C’est alors que le drame s’est produit. Arrivés à -200 m nous nous sommes rendu compte qu’un kit avait été laissé à
- 300. De plus, Pierrot avait pris de l’avance, il était déjà sorti du trou. Nous avons donc remonté les kits que nous avions, Olive, David et moi jusqu’au pied du P90. Et là... surprise !!! Pierrot nous avait laissé ses 2 kits !!! wouaou  !!!! Sur les 7 kits que nous avions à 2, 9 étaient dans le trou et plus aucune motivation pour ressortir quoi que ce soit !!! Brisés, nous sommes sortis tous les trois à vide. Bilan des courses, après 23 heures sous terre .... Rien n’a été ressorti et nous n’avions même pas atteint le fond !!! De plus on savait déjà qu’il fallait redescendre jusque -300 pour le kit oublié.
Après 2 heures de sommeil, les muscles éclatés et les mains brûlantes, nous sommes partis récupérer le matériel (David et moi, car Pierrot et Olive étaient repartis pour Grenoble). Ce qu’il s’est passé durant cette redescente restera mémorable. Indescriptible, il faut le vivre pour savoir : surtout remonter mille mètres de corde dans un P90 puis un P60 ! Mais au bout du compte après 17 heures, TOUT était ressorti !!! Tout le matériel ainsi que les kits de nos deux secouristes !!! 40 heures sous terre, 2 heures de sommeil, 2 personnes pour descendre et remonter tout le matériel inutile de décrire notre état Physique. 2 heures de sommeil plus tard (et oui David et moi, nous dormons par laps de 2 heures) tout était chargé et nous quittions enfin le bivouac. Le Caladaire c’est la GALÉRE !!! Mais on reviendra !!! Je veux voir le Fond !!!
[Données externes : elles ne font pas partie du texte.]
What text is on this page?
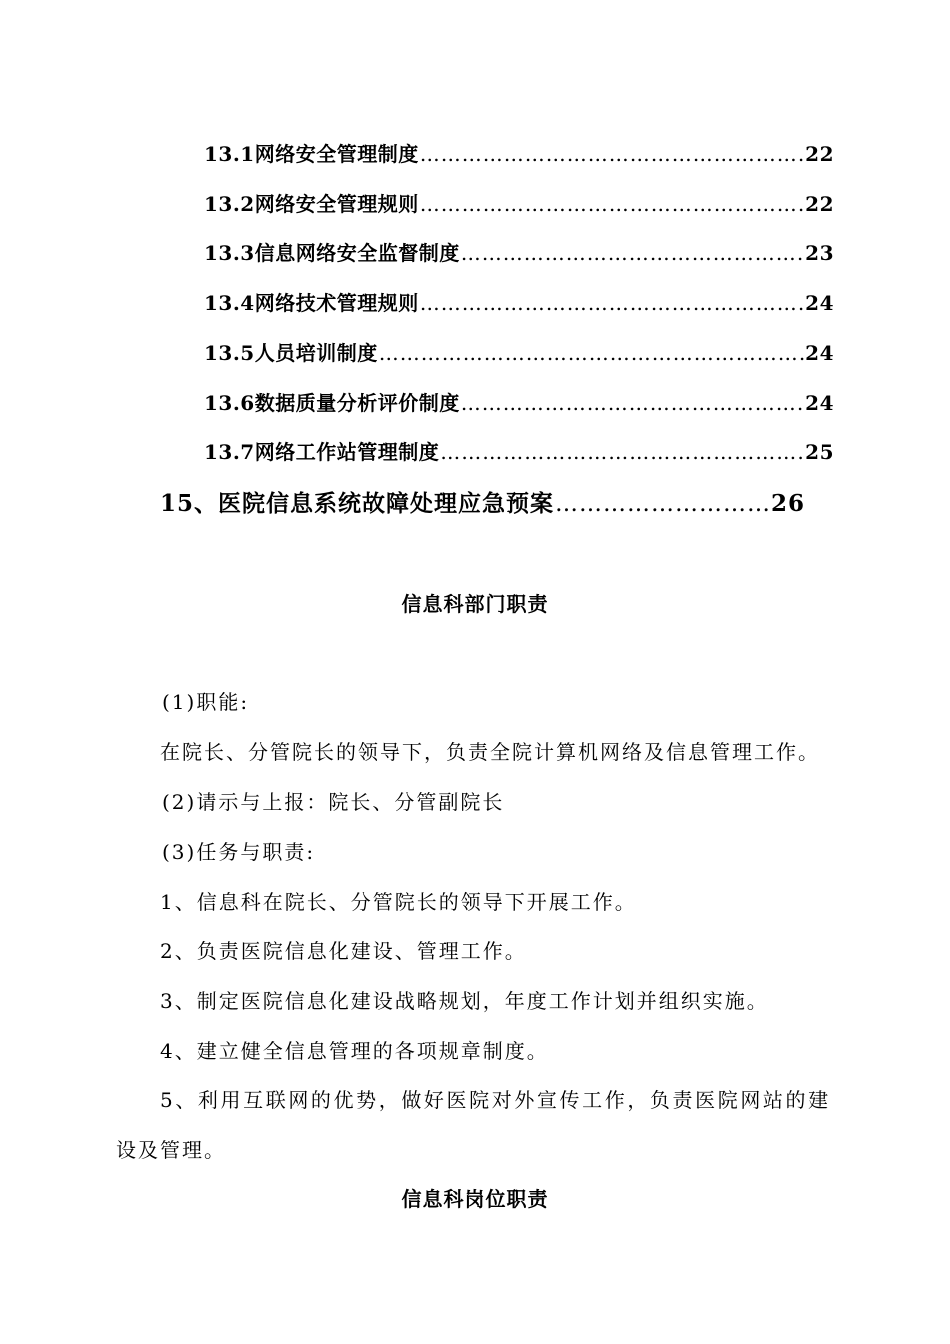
13.1网络安全管理制度 …………………………………………………………………………………………………………………………………………………………………………	22
13.2网络安全管理规则 …………………………………………………………………………………………………………………………………………………………………………	22
13.3信息网络安全监督制度 …………………………………………………………………………………………………………………………………………………………………………	23
13.4网络技术管理规则 …………………………………………………………………………………………………………………………………………………………………………	24
13.5人员培训制度 …………………………………………………………………………………………………………………………………………………………………………	24
13.6数据质量分析评价制度 …………………………………………………………………………………………………………………………………………………………………………	24
13.7网络工作站管理制度 …………………………………………………………………………………………………………………………………………………………………………	25
15、医院信息系统故障处理应急预案 …………………………………………………………………………………………………………………………………………………………………………	26
信息科部门职责
(1)职能:
在院长、分管院长的领导下，负责全院计算机网络及信息管理工作。
(2)请示与上报：院长、分管副院长
(3)任务与职责:
1、信息科在院长、分管院长的领导下开展工作。
2、负责医院信息化建设、管理工作。
3、制定医院信息化建设战略规划，年度工作计划并组织实施。
4、建立健全信息管理的各项规章制度。
5、利用互联网的优势，做好医院对外宣传工作，负责医院网站的建
设及管理。
信息科岗位职责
Après cette épreuve de force avec la nature qui dégoûterait plus d’un spéléo, nous nous dirigeons vers la dent de Crolles (Quand on aime on ne compte pas !). Au passage petit bain dans les gorges de la Méouge. Ca, ça fait revivre un mort !!! Sur la dent, nous avons passé quelques jours en compagnie de Pierrot et Sophie. C’était la première fois pour tout le monde à la dent de Crolles sauf pour David. Le réseau et immense et magnifique. Nous avons réalisé 2 traversées Glaz-Guiers Mort et Glaz-Chevalier, entre-coupé d’une via ferrata surplombant la vallée (l’éclate total). Le dernier soir, Pierrot nous a emmenés dans une carrière abandonnée pas loin de Grenoble. Je n’avais jamais vu ça !! C’était énorme !!! Et il y avait encore des rails et des wagonnets avec lesquels les carriers tiraient les roches extraites et les poulies (3m de diamètre) pour faire descendre les wagons jusqu’à la route et des maisons en ruines ou les carriers devait sans doute y vivre et... c’était énorme !!! Cette nuit là, il a plu... dehors, mais pas sur nous et on a même pu se faire un barbecue !!! Le lendemain il a fallu commencer à rentrer, Pierrot avait pris la direction de la Suisse et nous de l’Ain où nous avions rendez-vous avec des amis à moi. Après avoir passé une nuit chez eux, nous sommes remontés encore un peu vers Nancy avec en chemin, via ferrata dans l’Ain, puis dans le Doubs.
Enfin la fin, ou plutôt déjà la fin ! 10 jours de mon existence durant laquelle, ma vie était portée par le vent du Hasard, atemporelle et dépourvue d’espace physique. Un long Trip tranquille.